Uncertainty shrouds estimated impact
A "worst case" scenario would look like this: zero visitor arrivals from China until March 2020, followed by an increase by at least 50% the following month, accompanied by a 20% decline in overall arrivals from Asia (whether for tourism or education). It is estimated that this itself would result in at least a 0.4% decline in GDP in the first quarter of 2020.
The above is a conservative estimate. It assumes that the coronavirus outbreak is contained quickly and will not affect the second quarter of the year. The SARS outbreak took about eight months to contain, so it is reasonable to assume that travel and education exports from New Zealand may veer off their normal trajectory at least until mid-2020.
While the indirect impact of the coronavirus on New Zealand consumers remains unclear, the direction is likely to be negative. One obvious channel is the disruptions to the supply chains of major consumer goods globally because of China's role as a manufacturing hub.

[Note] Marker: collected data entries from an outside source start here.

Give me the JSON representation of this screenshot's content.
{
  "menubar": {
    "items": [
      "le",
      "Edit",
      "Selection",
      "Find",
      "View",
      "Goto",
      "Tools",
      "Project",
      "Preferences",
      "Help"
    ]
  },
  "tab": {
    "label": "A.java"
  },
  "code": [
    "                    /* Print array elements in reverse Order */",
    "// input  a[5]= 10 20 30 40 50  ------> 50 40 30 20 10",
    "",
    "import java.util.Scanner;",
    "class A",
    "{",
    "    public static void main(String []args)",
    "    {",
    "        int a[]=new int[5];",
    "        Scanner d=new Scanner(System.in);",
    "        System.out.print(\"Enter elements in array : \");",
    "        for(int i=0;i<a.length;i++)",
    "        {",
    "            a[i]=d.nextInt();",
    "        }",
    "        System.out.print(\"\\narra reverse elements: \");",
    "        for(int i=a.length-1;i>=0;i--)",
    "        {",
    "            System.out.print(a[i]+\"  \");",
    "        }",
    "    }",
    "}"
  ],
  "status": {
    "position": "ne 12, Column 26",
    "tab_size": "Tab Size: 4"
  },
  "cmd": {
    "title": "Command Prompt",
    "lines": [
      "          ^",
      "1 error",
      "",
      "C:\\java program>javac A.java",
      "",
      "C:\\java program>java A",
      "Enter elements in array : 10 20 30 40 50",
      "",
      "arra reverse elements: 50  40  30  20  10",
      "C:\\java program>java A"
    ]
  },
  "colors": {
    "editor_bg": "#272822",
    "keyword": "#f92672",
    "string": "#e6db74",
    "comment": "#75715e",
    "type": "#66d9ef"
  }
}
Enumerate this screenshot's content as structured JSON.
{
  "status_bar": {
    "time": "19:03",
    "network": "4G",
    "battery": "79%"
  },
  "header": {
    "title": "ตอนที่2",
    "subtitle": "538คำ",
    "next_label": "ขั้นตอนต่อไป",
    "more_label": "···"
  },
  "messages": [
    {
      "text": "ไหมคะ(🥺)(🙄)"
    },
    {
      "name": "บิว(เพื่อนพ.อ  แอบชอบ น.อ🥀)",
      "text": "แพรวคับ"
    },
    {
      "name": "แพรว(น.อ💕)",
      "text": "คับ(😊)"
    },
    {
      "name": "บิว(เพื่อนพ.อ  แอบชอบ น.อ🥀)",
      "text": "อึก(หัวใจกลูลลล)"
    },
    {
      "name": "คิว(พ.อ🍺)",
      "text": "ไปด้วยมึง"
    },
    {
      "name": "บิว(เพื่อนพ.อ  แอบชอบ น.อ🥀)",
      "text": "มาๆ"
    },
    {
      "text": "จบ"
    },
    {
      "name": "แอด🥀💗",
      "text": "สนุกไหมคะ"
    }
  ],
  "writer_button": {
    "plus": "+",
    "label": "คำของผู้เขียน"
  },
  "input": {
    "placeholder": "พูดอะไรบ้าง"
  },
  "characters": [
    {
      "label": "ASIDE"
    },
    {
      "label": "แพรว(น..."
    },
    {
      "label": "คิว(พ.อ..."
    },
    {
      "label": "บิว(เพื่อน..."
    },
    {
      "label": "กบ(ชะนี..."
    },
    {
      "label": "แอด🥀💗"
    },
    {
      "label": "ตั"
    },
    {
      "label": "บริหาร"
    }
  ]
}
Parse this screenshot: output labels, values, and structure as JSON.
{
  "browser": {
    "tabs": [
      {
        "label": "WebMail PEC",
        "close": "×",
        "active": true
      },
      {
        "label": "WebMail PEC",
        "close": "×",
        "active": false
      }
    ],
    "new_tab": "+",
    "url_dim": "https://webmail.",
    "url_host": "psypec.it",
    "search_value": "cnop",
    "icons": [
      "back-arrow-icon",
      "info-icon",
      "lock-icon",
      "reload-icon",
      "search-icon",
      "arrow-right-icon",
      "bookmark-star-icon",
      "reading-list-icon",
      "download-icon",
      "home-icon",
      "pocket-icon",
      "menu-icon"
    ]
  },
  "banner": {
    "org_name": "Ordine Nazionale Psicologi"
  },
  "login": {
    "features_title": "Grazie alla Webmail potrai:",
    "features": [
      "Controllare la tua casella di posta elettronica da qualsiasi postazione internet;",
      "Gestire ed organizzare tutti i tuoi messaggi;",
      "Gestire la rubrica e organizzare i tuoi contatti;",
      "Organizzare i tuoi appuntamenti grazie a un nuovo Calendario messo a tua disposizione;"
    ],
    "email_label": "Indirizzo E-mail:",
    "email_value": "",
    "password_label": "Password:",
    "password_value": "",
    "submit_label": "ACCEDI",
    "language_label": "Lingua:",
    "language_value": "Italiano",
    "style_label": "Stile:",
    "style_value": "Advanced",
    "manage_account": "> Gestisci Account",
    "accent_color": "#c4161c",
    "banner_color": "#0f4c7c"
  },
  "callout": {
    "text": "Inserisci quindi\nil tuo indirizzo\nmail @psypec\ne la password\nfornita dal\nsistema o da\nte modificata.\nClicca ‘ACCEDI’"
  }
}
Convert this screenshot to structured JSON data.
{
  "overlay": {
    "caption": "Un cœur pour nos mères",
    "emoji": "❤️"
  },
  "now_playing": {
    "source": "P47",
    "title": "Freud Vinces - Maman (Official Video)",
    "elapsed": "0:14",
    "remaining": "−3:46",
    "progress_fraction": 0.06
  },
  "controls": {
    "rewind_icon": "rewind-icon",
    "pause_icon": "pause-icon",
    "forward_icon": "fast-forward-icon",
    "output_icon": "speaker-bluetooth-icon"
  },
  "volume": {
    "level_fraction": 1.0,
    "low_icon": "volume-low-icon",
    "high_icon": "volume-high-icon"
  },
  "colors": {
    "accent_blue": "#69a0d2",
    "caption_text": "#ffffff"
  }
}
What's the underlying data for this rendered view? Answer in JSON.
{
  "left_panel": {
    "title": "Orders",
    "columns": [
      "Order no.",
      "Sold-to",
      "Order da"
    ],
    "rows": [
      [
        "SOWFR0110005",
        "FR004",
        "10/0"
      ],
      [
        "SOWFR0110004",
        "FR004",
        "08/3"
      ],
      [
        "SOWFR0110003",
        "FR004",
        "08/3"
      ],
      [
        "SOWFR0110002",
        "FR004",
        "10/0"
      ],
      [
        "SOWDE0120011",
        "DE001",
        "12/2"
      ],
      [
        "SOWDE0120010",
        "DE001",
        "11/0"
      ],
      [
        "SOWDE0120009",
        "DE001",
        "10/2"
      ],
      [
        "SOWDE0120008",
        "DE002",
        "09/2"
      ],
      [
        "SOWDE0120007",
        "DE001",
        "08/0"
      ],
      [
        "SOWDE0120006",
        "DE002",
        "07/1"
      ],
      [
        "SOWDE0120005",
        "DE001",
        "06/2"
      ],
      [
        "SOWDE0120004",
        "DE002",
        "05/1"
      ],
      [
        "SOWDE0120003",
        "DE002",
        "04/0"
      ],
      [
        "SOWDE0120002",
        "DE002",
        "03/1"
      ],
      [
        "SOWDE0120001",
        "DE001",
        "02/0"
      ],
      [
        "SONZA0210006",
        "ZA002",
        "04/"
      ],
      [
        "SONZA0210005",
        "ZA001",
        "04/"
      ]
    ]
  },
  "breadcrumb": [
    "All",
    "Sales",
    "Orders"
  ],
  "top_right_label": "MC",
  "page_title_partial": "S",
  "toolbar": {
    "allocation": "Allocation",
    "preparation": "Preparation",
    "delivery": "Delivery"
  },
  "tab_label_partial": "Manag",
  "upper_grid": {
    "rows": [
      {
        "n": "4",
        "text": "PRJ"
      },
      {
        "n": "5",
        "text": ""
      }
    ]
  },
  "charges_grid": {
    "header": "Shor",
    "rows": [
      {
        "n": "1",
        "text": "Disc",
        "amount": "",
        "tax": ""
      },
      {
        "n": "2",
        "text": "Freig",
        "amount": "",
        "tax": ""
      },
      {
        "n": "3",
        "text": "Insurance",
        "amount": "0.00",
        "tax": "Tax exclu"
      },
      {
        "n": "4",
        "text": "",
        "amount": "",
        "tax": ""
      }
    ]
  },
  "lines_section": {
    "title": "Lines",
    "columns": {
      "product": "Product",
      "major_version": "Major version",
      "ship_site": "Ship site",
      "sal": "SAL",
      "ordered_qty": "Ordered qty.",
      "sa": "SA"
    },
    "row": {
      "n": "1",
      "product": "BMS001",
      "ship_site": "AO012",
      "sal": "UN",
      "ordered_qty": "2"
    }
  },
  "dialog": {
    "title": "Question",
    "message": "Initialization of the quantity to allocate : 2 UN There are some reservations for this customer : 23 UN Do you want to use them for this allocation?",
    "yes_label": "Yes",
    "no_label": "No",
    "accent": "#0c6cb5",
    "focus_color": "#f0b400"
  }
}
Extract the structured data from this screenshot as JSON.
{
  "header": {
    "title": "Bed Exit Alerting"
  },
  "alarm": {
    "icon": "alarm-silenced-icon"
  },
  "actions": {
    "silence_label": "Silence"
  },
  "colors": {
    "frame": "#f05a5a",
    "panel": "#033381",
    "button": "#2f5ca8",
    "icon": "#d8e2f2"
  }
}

There are already reports of factories closing in China or facing temporary shutdowns in high-tech manufacturing, including cars, semiconductors and telecommunications. For example, Qualcomm expects negative impacts on demand and supply in the mobile phone industry. These will raise production costs when made in China, and therefore prices for the global consumer.
A more open economy can come with costs
It is more difficult to quantify indirect effects on New Zealand's trade with other trading partners where coronavirus cases have been confirmed, and among those who also share a close economic relationship with both New Zealand and China. Australia, the US and Japan all fit into this category.
In the short term, New Zealand may receive fewer tourists from these countries, including both air and sea travel. Business-related travel disruptions are also likely to have an indirect negative impact on investment decisions. The longer the uncertainty around the outbreak remains, the greater the downward spiral of investor confidence.
Finally, New Zealand has to prepare for the likelihood of a confirmed case. If that happens, there will be additional costs from managing the uncertainties for domestic businesses. As a small open economy, New Zealand has enjoyed the benefits of globalisation, but now it must face the negative costs it can also bring.
- Rahul Sen is a Senior Lecturer in Economics at AUT Business School specialising in International Economics.